A inteligência artificial está avançando em uma velocidade impressionante em todas as áreas de conhecimento humano. Já fazem alguns diagnósticos mais precisos do que um médico faria. Elaboram pareceres jurídicos mais convincentes do que um advogado escreveria. Ou podem desenvolver projetos de edificações de forma mais eficiente do que um engenheiro conceberia. E cada vez mais, farão tudo isso em escala exponencial, tempo recorde e custo ínfimo.

Isso só para ficar nos exemplos das profissões mais tradicionais da sociedade. Porque outras dezenas, talvez centenas, serão afetadas pelo avanço da tecnologia artificial de forma avassaladora e preocupante. Porque a tecnologia, pela primeira vez, ameaça o emprego de uma camada da sociedade que nunca se preocupou em ser substituída. Na verdade, mais do que uma ocupação em si: seu próprio sentido de ser produtivo está ameaçado, no momento em que perceber que é supérflua, como já apontou Yuval Noah Harari sobre o surgimento da "classe dos inúteis" até 2050 (alguns já dizem que poderá ser antes deste prazo).

Por isso, vislumbro o surgimento do neoludismo, que se tornará um movimento frequente nos próximos anos. Agora, não será mais baseado na destruição das máquinas, até porque não é possível "quebrar uma nuvem", mas na tentativa de impor limites ao desenvolvimento da inteligência artificial e de estabelecer sanções de seu uso em áreas do conhecimento que ameacem as profissões que sempre mantiveram seu status quo na sociedade.

Porém, assim como seus antecessores, os neoludistas provavelmente não terão sucesso em sua empreitada de deter a inteligência artificial. Se no passado os soldados ingleses oprimiram a revolta dos operários, não será possível regulamentar ou controlar algo que está se tornando descentralizado: o que antes era restrito a instituições com grandes conjuntos de dados, agora está nas mãos de indivíduos que podem acessar e interagir com modelos de aprendizado profundo, em qualquer lugar do planeta.
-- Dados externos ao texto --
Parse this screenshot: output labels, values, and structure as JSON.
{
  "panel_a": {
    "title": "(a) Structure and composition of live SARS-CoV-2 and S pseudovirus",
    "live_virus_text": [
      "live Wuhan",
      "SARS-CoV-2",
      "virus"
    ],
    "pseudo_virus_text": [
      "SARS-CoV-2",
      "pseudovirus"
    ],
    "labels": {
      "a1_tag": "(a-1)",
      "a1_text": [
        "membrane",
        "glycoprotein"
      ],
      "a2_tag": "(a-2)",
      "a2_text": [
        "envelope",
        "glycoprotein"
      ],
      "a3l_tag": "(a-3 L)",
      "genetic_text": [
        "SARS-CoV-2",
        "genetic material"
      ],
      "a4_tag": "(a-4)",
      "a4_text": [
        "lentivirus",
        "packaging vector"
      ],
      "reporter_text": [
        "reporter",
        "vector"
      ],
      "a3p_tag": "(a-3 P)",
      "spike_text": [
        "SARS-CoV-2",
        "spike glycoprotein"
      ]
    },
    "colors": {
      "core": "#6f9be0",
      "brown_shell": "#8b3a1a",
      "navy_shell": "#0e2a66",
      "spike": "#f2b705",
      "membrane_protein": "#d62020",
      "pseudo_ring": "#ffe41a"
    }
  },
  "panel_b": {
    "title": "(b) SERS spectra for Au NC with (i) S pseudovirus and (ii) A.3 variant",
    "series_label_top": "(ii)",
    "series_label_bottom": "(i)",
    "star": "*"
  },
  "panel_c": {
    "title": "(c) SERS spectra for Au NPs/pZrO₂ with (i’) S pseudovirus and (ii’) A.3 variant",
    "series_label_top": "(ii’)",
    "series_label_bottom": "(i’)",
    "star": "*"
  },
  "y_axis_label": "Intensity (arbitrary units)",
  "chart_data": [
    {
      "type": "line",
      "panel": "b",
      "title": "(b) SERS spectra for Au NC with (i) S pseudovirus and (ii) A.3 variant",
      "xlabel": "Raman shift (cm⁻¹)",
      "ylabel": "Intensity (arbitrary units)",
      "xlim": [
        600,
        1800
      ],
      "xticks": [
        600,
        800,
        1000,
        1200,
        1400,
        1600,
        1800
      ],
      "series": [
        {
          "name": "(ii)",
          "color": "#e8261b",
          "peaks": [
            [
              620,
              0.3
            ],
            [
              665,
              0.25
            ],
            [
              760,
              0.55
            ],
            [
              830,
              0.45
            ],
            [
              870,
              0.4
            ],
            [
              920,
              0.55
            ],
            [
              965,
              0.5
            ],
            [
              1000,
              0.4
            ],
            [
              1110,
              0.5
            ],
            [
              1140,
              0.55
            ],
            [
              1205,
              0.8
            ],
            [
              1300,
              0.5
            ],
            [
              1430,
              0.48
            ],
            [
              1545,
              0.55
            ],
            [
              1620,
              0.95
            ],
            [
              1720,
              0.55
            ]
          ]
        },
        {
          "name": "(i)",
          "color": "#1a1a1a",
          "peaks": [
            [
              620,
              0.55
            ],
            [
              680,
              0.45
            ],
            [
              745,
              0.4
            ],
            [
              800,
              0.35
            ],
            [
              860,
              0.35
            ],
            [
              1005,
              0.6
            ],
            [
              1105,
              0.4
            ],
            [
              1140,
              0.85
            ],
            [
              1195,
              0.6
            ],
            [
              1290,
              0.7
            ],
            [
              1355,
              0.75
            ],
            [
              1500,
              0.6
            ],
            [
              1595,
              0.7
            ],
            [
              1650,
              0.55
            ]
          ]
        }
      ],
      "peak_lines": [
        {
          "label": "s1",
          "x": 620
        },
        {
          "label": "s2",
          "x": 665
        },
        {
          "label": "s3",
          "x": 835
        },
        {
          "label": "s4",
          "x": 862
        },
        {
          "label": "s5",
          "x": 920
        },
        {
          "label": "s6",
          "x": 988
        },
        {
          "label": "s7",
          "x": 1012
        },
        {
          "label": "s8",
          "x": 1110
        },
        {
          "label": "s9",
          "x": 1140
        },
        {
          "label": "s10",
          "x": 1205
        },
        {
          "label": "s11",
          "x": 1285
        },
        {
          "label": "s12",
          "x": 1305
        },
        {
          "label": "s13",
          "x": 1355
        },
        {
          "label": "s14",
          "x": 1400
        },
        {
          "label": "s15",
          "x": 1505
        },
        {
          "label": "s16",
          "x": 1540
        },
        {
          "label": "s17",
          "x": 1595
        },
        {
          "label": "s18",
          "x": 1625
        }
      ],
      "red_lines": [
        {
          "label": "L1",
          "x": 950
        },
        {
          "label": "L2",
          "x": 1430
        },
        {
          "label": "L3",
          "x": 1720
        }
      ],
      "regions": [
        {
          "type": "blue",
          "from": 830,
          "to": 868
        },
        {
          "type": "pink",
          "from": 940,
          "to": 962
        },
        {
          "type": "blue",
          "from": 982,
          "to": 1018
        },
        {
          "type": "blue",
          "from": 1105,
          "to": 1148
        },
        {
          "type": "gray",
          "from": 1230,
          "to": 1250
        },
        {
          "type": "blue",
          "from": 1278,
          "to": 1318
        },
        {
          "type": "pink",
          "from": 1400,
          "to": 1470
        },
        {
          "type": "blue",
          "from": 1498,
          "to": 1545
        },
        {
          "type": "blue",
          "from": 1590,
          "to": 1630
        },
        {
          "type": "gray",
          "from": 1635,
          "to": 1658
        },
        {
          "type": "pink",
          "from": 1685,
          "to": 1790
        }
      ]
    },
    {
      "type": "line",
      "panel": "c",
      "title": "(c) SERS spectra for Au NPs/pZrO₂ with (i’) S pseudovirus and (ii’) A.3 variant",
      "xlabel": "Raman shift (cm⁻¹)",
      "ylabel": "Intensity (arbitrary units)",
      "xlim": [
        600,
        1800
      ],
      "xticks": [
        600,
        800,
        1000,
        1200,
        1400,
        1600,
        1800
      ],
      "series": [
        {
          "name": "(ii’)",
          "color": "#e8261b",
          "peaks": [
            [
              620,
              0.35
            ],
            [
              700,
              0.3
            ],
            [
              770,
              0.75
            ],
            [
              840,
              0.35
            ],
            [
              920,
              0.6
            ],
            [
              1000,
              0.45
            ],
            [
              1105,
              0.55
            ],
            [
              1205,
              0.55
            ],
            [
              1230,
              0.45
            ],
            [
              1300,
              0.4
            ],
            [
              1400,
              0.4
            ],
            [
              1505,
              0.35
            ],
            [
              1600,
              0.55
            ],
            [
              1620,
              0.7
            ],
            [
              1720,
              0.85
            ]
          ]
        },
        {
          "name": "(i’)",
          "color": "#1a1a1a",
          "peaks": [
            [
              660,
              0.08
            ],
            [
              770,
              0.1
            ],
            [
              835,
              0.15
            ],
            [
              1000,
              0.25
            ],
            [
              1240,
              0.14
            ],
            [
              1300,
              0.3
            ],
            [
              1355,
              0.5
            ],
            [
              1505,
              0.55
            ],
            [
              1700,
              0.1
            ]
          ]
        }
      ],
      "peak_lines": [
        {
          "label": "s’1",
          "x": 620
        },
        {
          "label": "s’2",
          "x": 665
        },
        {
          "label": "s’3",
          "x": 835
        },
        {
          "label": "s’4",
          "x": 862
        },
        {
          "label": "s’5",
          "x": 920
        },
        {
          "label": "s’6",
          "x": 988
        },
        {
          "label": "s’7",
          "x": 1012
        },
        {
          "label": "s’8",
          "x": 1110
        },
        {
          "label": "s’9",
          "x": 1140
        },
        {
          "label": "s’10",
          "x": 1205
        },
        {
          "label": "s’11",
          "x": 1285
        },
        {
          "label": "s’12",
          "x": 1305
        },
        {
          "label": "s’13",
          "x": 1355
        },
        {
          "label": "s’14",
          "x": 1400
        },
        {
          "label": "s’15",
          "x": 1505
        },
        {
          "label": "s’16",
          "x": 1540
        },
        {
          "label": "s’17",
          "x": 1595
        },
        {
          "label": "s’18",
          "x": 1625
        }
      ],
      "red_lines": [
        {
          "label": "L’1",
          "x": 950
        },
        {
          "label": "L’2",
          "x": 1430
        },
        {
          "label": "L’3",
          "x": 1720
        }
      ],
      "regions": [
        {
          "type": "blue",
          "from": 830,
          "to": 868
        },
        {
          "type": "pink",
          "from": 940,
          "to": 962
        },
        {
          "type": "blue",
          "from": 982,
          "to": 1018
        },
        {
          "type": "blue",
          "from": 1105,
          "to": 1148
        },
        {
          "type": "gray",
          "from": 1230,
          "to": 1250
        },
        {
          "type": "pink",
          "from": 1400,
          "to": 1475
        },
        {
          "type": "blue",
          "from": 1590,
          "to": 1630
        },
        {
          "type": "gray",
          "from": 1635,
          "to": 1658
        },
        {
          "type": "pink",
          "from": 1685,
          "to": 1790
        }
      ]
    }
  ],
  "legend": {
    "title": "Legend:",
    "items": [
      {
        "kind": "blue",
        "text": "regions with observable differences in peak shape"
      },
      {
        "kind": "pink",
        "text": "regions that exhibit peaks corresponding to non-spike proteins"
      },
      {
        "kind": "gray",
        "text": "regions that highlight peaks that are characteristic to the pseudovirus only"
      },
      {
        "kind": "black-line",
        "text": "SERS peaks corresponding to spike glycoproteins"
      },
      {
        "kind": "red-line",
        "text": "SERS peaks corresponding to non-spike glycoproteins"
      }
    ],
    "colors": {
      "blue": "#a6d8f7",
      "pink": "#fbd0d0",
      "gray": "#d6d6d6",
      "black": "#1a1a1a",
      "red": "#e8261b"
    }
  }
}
Além disso, o processo burocrático de discussão e criação de leis é tão moroso que qualquer tentativa de normatização se tornaria obsoleta antes mesmo de entrar em vigor.

O neoludismo, no final das contas, será só mais uma manifestação do sentimento intrínseco ao ser humano diante do desconhecido: o medo. E para vencer esse medo, temos que entender a inteligência artificial e não tratá-la como uma ameaça.